I feel exactly the same level of pain today as I do every other day. If I take today off because this level of pain is apparently unworkable, it’s a slippery slope, eventually I’m going to have to come back to work despite being in this exact same level of pain. This is my baseline, now I can truly compare it to being hit by a truck.
I used to be on a pension, I wanted to work because I wanted purpose in the neo-liberal hell scape of my society. but my mental health was too shot because of this deep rooted idea that I deserved rest just for being in any level of pain that was out of the ordinary, and subconsciously I would talk myself out of doing anything because I deeply believed I shouldn’t have to.
But I don’t have that luxury, my ordinary will always be “hit by a truck” level, so right now I either learn how to consistently work through it, or drop dead broke and homeless.
Company i work for kinda has that. We can call in without a reason but the time lost is deducted from a set amount of hours allocated for such things. It is set up so that even if you show up aminute late, the deduction is an hour from your “bank”
I was with you until the minute late thing. That’s crap. Grace period?
Not that I try to be late, I’m 99% early. But I’d be ticked to lose an hour because of couple minutes late on a bad morning. Though I guess some people may need that painful motivation to not abuse the system.
I call that: “I’m not coming in today.” That’s all you need to do.
If someone requests PTO, I don’t ask questions unless it’s literally in the day of or the next day.
I’ve been at companies with generic PTO and companies with explicit sick leave which is considered additional to PTO.
The theory of sick leave is that people with serious or chronic illnesses need that additional time and shouldn’t be compelled to come in at the expense of their long term well being. Also, if you’ve got the flu, don’t show up and spread it around just have some extra days to get better.

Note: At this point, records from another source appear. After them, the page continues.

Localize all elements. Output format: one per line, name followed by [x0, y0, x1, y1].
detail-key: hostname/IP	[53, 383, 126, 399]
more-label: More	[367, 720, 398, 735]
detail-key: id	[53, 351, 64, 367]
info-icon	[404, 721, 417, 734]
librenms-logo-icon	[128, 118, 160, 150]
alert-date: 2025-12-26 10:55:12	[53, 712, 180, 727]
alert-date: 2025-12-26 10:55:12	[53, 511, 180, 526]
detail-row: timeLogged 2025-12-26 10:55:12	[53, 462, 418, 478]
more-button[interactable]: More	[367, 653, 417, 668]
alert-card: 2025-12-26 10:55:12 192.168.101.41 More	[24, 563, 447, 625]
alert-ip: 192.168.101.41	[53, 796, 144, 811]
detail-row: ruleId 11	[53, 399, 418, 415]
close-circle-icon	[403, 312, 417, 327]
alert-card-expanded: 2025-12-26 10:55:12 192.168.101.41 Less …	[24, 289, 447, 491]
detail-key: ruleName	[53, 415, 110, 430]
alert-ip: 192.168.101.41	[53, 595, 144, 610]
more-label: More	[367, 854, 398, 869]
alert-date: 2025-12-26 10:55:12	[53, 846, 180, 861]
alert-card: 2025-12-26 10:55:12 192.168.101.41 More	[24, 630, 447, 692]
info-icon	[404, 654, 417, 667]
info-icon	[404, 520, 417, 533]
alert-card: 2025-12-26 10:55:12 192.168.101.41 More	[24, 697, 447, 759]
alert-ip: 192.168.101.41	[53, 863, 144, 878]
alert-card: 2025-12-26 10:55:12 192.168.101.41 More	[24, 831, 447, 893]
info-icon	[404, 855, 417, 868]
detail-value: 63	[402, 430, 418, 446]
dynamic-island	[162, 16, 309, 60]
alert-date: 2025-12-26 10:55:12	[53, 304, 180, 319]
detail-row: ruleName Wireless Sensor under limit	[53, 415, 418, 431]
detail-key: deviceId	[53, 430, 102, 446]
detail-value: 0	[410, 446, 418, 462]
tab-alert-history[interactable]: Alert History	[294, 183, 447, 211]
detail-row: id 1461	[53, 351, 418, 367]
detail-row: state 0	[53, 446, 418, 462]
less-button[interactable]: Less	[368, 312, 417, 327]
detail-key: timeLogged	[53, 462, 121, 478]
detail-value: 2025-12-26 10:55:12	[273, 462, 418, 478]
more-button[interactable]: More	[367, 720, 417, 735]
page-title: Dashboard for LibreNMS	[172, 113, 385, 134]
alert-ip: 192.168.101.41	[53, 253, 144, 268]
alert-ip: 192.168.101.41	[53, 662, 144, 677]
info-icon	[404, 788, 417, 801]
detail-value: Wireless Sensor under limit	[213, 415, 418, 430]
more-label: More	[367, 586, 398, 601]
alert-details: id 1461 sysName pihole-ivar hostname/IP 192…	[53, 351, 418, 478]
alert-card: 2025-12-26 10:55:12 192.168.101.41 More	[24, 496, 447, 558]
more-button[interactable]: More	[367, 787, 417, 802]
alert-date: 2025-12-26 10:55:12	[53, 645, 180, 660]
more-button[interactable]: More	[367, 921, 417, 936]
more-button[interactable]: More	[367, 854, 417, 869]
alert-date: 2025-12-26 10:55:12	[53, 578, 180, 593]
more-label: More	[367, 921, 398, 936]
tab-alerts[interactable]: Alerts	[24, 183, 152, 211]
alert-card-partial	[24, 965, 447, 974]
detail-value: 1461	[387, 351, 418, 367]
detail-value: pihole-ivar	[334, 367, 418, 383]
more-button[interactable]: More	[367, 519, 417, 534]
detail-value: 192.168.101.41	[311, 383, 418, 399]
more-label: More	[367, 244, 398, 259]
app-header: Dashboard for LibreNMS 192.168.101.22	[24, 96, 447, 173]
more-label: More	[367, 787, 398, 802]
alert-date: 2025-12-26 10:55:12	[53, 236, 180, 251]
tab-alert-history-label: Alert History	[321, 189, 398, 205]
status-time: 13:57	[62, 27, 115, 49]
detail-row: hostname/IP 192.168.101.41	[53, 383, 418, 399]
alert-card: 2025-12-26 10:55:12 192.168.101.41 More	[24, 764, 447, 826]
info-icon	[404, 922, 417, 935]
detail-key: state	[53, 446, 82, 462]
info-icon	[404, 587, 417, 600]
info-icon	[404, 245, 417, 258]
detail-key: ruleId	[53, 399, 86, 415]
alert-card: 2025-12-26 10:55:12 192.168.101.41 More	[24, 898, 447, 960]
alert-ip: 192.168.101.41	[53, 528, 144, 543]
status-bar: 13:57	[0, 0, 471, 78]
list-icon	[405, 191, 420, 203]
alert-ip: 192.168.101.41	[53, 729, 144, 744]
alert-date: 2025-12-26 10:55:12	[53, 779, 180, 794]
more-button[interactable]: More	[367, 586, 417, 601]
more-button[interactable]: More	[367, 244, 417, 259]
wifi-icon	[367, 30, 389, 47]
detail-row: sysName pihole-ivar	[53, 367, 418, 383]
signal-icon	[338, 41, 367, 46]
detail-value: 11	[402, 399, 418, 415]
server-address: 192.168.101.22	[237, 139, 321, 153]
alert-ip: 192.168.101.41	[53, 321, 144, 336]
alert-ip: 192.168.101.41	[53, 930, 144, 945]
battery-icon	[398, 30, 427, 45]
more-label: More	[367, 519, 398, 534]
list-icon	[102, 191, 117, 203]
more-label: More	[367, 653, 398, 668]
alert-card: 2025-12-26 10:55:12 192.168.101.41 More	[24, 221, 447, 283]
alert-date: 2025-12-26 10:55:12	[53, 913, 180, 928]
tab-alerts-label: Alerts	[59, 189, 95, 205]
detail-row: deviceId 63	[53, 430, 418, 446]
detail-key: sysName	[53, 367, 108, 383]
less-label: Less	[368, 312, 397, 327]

If you want to get ideological about it, this is the nut of the whole “From each according to their ability, to each according to their need” thing the 19th century leftists were talking about. I do get the broader argument that we should just have more PTO generally speaking, shorter work days and work weeks, and more time for ourselves and our loved ones. But I think segregating out “sick leave” specifically for people who need additional time to recover form illness is generally better policy than handing someone a (often smaller and stingier) set of generic PTO and telling them to spend it on the worst days of their life.
You should read these memes slower so you can pay attention more. This meme is about calling in healthy on the day of. People don’t know if they’re going to be healthy in two days. So your comment has the opposite meaning of the one intended. You’re saying you do ask questions if someone asks for time off on the day, and therefore that you’re a restrictive boss who wouldn’t allow this meme.